Il vintage giapponese anni '70 e '80 è una realtà affascinante che attira sempre più amanti e curiosi. Ne approfondiamo i risvolti con un vero esperto.
Il mondo delle lawsuit e del vintage made in Japan conquista sempre maggiore interesse del grande pubblico di appassionati di chitarre elettriche d'annata. The MIJ Pusher, aka Silvio Bucci, è un collezionista specializzato proprio nella produzione orientale degli anni '70 e '80, e con lui abbiamo voluto addentrarci nei retroscena di questa passione sfrenata.

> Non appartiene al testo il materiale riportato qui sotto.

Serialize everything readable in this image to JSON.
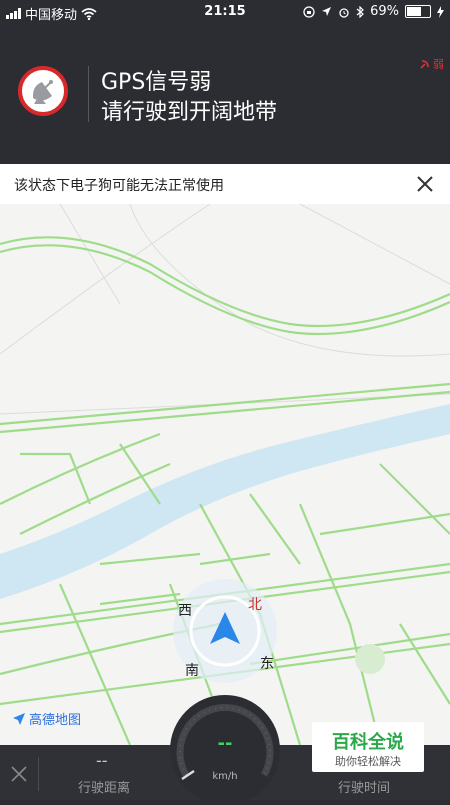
{
  "status_bar": {
    "carrier": "中国移动",
    "time": "21:15",
    "battery": "69%",
    "battery_level": 0.69
  },
  "gps_warning": {
    "mini_label": "弱",
    "title": "GPS信号弱",
    "subtitle": "请行驶到开阔地带"
  },
  "notice": {
    "text": "该状态下电子狗可能无法正常使用"
  },
  "map": {
    "compass": {
      "north": "北",
      "south": "南",
      "east": "东",
      "west": "西"
    },
    "logo": "高德地图"
  },
  "bottom_bar": {
    "distance_value": "--",
    "distance_label": "行驶距离",
    "speed_value": "--",
    "speed_unit": "km/h",
    "time_label": "行驶时间"
  },
  "watermark": {
    "main": "百科全说",
    "sub": "助你轻松解决"
  },
  "colors": {
    "header_bg": "#2b2d33",
    "warning_red": "#d7292a",
    "road_green": "#9edc8a",
    "river_blue": "#cfe6f3",
    "nav_arrow_blue": "#2a86e8",
    "speed_green": "#3dd65a"
  }
}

"Voglio cogliere l’occasione per ringraziare la redazione di Accordo per la curiosità espressa nei confronti dell’argomento da me trattato e per la cortesia col quale sono stato accolto anche nelle due edizioni del SHG alle quali ho partecipato da espositore (2016/2017), principalmente nelle persone di Gianni Rojatti e Denis Buratto" spiega Silvio, che così si racconta: "Se ho la fortuna di avere un minimo di esperienza tale che mi permetta di poter spiegare questo mondo oggi lo devo a mio padre, Gianni Bucci, scomparso nell’aprile del 2015, rinomato collezionista di Gibson e Fender d’annata, conosciuto in tutta Italia e anche all’estero, stimato e apprezzato per fortuna da tutti."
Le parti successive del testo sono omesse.